Ms. Quinn, who owns 21 shares of $154 million-asset Illini, contends in her suit that Illinois Stock Transfer Co. should have issued rights to dilute Illini's stock when shareholder Ida R. Knoll accumulated more than 10% of the banking company's shares in April. Under Illini's poison pill, the company must at least double its number of shares outstanding if a hostile party accumulates more than 10% of its shares.
Ms. Noll, daughter-in-law of the bank's founder, crossed that threshold in April when she received a stock gift from her mother.
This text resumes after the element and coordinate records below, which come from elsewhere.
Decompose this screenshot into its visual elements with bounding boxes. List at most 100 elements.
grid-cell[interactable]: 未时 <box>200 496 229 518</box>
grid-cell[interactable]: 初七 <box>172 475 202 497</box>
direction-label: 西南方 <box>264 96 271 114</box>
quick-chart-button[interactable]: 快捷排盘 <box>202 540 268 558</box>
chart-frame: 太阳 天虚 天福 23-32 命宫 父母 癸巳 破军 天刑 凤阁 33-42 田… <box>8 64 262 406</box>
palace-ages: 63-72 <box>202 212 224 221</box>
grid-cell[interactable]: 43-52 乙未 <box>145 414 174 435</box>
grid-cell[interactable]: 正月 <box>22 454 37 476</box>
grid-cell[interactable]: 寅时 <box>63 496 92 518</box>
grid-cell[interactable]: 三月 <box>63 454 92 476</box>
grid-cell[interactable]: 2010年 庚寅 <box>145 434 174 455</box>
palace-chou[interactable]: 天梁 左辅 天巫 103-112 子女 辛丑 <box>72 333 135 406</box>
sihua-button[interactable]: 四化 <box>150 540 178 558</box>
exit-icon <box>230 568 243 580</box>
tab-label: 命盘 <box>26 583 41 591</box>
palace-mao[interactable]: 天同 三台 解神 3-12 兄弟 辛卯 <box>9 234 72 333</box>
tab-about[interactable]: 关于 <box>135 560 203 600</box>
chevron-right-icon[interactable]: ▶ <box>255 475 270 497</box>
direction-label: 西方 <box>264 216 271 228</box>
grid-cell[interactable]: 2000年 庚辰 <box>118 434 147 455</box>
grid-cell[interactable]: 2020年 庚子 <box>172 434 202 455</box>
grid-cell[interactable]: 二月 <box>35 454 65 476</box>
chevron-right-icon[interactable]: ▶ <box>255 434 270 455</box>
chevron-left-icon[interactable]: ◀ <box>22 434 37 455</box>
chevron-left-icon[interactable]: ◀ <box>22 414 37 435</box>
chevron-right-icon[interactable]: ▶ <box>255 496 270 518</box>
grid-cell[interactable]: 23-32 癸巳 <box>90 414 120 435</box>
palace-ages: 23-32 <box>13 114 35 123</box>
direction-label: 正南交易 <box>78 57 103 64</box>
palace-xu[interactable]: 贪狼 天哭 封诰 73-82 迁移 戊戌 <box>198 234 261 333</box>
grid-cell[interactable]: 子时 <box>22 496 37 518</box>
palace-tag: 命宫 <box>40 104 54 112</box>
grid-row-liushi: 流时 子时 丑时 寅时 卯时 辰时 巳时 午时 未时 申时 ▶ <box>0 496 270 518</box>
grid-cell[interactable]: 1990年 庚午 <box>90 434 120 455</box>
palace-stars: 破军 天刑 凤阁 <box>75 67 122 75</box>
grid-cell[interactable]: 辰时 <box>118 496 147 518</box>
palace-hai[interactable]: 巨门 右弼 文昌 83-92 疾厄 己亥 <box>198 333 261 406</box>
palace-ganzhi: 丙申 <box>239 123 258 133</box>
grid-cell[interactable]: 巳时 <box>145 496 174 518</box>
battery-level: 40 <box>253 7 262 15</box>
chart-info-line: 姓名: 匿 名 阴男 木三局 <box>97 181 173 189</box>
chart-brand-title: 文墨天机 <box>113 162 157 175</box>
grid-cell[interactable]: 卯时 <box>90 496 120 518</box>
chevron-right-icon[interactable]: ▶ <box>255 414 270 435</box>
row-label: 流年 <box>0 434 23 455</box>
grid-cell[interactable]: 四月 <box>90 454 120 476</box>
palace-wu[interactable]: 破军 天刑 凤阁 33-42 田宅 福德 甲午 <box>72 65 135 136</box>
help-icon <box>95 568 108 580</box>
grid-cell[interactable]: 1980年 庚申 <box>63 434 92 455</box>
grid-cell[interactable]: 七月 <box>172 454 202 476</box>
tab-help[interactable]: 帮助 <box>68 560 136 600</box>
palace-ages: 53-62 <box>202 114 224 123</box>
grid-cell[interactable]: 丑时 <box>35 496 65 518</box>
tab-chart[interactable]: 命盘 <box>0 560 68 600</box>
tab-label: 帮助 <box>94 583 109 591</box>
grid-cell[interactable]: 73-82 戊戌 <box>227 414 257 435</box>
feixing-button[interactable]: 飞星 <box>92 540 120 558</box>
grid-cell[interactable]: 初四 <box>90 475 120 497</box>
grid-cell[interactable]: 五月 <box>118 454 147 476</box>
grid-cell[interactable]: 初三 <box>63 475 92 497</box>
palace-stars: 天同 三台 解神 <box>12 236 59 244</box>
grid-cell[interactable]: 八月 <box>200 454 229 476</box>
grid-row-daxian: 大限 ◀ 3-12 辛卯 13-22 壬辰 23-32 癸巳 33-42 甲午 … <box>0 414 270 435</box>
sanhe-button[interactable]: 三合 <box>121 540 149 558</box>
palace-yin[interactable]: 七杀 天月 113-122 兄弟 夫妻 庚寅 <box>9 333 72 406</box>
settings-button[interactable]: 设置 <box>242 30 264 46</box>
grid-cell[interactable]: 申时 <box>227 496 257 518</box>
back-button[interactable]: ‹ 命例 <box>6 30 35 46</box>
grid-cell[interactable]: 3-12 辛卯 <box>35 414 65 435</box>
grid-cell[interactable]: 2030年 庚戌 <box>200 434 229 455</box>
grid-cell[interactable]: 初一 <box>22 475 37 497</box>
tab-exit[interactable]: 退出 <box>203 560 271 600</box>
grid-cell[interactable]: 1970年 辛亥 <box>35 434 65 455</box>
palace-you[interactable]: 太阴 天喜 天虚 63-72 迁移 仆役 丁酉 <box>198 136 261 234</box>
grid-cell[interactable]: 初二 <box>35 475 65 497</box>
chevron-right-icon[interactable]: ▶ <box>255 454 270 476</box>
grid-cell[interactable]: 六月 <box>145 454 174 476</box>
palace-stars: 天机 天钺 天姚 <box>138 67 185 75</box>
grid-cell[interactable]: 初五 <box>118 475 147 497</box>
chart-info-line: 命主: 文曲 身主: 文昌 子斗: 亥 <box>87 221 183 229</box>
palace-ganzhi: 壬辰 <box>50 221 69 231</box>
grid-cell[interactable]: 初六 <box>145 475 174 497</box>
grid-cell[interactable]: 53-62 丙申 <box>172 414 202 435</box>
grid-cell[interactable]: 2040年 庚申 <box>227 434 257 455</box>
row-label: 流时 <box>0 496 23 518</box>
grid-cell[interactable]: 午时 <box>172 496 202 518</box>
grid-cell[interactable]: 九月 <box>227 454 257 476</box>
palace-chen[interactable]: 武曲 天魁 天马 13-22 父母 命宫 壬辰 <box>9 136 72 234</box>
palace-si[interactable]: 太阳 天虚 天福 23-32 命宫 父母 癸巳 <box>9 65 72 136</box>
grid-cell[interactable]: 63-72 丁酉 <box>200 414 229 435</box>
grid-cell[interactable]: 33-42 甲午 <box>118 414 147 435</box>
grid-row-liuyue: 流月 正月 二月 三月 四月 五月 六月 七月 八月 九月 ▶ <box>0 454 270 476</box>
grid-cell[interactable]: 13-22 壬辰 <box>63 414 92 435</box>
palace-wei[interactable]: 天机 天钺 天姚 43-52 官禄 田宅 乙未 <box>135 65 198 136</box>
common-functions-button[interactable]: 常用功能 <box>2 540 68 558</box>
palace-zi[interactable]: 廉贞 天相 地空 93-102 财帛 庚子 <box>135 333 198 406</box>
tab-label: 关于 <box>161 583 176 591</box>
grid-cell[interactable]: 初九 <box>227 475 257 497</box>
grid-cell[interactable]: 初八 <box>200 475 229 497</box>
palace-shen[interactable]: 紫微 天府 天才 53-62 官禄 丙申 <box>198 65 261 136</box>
Such shareholder rights plans are common among community banks that want to stay independent. But a poison pill has never been triggered because banks and hostile parties have always compromised, said Craig McCrohon, a lawyer at Freeborn & Peters in Chicago.
Illini's board, in fact, has agreed not to activate the poison pill if Ms. Noll sells enough shares to go below the 10% threshold by July 6. The directors say Ms. Noll accumulated her stake inadvertently and should not be considered hostile, according to Securities and Exchange Commission filings.
But Ms. Noll has no plan to divest shares, said her St. Louis attorney, Thomas C. Erb. Ms. Noll and her family, who control about 30% of the company's stock, oppose the poison pill because it makes it impossible for them to sell their shares in a block without activating the plan.
Since Ms. Noll has no plan to divest, Ms. Quinn believes the company is not honoring its poison pill, said James Ackerman, Ms. Quinn's lawyer. As the bank's agent, the Illinois Stock Transfer Co. would issue rights for additional shares to all stockholders except Ms. Noll, if the plan were activated, thus cutting her stake by at least half.
"It's pretty clear to me that the shareholders should already have their rights certificates," Mr. Ackerman said.
Theodore L. Eissfeldt, the lawyer representing Illini, said Ms. Quinn's suit is "baseless" because the decision to dilute the stock rests with the board, not the transfer company.
The first hearing in the case is scheduled June 23.